Sanders has escaped such a fate because he has been a career politician. We’ve noted that James O’Brien, a political consultant and former publisher of Campaigns & Elections magazine, calculates that Sanders, who has been a mayor, member of Congress and a U.S. senator, has achieved the financial status of a millionaire. He concludes that Sanders and his wife have a net worth in the range of $1.2 to $1.5 million, not the $700,000 or less that is usually reported by the media.

Sanders apparently once performed manual labor on an Israeli commune or kibbutz dedicated to Joseph Stalin. The Times of Israel reported, “Leaving the cabin he shared with a few other American college student volunteers, Sanders would have a quick bite of bread before heading out to the orchard. After 2 1/2 hours of work, he and the other 20 or so volunteers would sit down for a traditional 30-minute Israeli breakfast of tomatoes, cucumbers, onions, butter and hard-boiled eggs…The kibbutz belonged to the Israeli political party Mapam, which in the 1950s had been a communist, Soviet-affiliated faction. Kibbutz members had admired Joseph Stalin until his death, and they would celebrate May Day with red flags. They spoke of controlling the means of production, taking from each according to his abilities and giving to each according to his needs.”

Is this where and how Sanders first became a socialist? Sanders won’t talk about it. The media have asked for details, but he and his campaign won’t respond. APreports, “Sanders won’t identify the Israeli kibbutz where he briefly volunteered in the 1960s. When reporters found the kibbutz, Sha’ar Ha’amakim in northern Israel, he wouldn’t comment.”

The conclusion is inescapable: Sanders is a hard-core Marxist who preaches class warfare. He calls himself a democratic socialist, but he wants to avoid any mention of communism.

Donald J. Trump has called him a communist, a charge Sanders denies. “He calls me a communist. That’s a lie,” Sanders thunders.

Yet, as we noted in our coverage of one of the Democratic debates, Sanders did not disavow his previous comments in support of the communist dictatorship in Cuba.

Hatred is “the heart of Marxism,” Henry Hazlett said. “This is its animating force. You can throw away the dialectical materialism, the Hegelian framework, the technical jargon, the ‘scientific’ analysis, and millions of pretentious words, and you still have the core: the implacable hatred and envy that are the raison d’être for all the rest.”

Meantime, Communist China has more billionaires than the United States, according to the Hurun Global Rich List 2016. It finds that there are 568 Chinese billionaires, compared to 535 in the U.S.  Beijing has replaced New York as the billionaire capital of the world.

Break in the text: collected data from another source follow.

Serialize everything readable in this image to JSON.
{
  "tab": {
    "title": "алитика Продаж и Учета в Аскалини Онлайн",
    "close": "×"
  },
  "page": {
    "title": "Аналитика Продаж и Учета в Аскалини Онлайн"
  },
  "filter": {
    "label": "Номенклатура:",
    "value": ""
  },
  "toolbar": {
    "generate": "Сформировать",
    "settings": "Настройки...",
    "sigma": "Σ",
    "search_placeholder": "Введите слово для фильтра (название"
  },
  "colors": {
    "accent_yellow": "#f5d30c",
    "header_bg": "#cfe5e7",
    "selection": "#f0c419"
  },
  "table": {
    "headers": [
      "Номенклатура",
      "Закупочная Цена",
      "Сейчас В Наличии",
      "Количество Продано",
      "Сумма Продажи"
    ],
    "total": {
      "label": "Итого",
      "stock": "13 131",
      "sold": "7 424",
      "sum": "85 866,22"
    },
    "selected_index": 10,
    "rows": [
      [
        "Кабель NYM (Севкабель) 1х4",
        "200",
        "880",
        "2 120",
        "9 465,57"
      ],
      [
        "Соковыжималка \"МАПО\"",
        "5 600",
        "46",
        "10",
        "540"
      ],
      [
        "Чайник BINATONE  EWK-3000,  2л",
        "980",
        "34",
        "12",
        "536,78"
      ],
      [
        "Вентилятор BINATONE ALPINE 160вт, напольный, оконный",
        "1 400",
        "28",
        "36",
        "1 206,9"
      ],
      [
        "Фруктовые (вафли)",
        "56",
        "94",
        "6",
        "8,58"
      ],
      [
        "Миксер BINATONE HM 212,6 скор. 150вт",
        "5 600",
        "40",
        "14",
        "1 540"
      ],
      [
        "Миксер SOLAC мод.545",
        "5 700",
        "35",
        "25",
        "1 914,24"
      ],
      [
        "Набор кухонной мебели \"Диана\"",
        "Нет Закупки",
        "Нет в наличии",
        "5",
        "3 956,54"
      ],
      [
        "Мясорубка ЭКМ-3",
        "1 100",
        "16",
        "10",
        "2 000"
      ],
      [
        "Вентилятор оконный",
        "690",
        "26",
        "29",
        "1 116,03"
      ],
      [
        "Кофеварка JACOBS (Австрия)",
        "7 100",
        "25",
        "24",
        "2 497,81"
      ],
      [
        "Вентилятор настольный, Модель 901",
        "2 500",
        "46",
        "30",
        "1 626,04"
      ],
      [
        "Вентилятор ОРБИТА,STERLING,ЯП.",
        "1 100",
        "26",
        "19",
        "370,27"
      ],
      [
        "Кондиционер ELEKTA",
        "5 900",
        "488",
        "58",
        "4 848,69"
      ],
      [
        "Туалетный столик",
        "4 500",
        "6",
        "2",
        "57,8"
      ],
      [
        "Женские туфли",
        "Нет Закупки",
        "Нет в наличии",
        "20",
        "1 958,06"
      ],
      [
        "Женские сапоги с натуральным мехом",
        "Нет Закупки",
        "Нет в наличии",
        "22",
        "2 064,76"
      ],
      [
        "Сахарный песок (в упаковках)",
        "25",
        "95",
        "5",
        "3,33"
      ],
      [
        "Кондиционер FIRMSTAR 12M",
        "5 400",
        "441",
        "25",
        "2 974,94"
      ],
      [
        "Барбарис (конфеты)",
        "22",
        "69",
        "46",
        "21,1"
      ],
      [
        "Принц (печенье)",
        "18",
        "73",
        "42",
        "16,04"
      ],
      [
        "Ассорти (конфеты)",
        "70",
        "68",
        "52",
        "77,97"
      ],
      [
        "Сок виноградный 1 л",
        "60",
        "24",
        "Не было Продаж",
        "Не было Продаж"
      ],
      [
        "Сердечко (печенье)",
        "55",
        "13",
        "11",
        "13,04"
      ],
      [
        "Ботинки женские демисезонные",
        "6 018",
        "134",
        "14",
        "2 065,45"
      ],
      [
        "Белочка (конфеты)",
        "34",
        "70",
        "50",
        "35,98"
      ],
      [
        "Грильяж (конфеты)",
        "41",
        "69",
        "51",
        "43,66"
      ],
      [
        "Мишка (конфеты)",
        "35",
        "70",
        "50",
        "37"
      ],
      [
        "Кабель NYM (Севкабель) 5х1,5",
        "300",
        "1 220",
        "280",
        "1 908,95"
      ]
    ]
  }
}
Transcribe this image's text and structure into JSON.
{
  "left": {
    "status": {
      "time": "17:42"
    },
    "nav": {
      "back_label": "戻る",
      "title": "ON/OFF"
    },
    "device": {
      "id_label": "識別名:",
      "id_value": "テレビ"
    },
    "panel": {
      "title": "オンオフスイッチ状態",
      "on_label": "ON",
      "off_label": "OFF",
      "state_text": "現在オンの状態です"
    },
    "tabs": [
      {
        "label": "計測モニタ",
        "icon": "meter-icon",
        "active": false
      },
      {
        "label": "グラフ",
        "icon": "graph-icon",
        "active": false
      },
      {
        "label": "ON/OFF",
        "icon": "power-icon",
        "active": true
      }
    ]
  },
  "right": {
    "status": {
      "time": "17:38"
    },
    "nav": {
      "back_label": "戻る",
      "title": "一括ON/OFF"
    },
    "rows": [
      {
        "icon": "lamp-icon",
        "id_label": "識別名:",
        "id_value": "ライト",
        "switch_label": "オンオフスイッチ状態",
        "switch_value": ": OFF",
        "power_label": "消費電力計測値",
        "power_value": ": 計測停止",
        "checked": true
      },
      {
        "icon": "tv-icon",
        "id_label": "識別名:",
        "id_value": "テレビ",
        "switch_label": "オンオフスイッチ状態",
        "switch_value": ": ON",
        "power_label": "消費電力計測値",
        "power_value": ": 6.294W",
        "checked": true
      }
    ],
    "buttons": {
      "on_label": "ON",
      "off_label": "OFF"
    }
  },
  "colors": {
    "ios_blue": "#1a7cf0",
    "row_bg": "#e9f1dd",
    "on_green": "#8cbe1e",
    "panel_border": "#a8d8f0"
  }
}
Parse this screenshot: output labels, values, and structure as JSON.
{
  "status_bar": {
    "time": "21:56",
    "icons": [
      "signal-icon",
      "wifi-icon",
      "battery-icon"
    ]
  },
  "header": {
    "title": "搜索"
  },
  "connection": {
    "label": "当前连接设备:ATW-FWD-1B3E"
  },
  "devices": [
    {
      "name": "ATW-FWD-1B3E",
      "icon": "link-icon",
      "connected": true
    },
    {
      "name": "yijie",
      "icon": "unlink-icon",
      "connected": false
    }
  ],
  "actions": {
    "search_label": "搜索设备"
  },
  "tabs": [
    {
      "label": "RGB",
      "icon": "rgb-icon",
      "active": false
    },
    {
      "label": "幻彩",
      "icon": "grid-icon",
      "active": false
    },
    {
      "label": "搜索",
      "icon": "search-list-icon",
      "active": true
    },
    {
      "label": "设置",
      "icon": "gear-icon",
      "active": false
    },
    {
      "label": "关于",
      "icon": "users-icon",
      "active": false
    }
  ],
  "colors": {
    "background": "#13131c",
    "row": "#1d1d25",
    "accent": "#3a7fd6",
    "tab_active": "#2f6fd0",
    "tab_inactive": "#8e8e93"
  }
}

Still, the Constitution of the Communist Party of China declares, “The Communist Party of China is the vanguard both of the Chinese working class and of the Chinese people and the Chinese nation. It is the core of leadership for the cause of socialism with Chinese characteristics and represents the development trend of China’s advanced productive forces, the orientation of China’s advanced culture and the fundamental interests of the overwhelming majority of the Chinese people. The realization of communism is the highest ideal and ultimate goal of the Party.”

Of course, as we’ve argued, the communists use capitalism to create the wealth they couldn’t create through socialism. Such a development is why many conservatives still love the old song by The Who, “Won’t Get Fooled Again,” with the lyrics: “Meet the new boss. Same as the old boss.” Except that the new communist boss is actually worse than the old boss.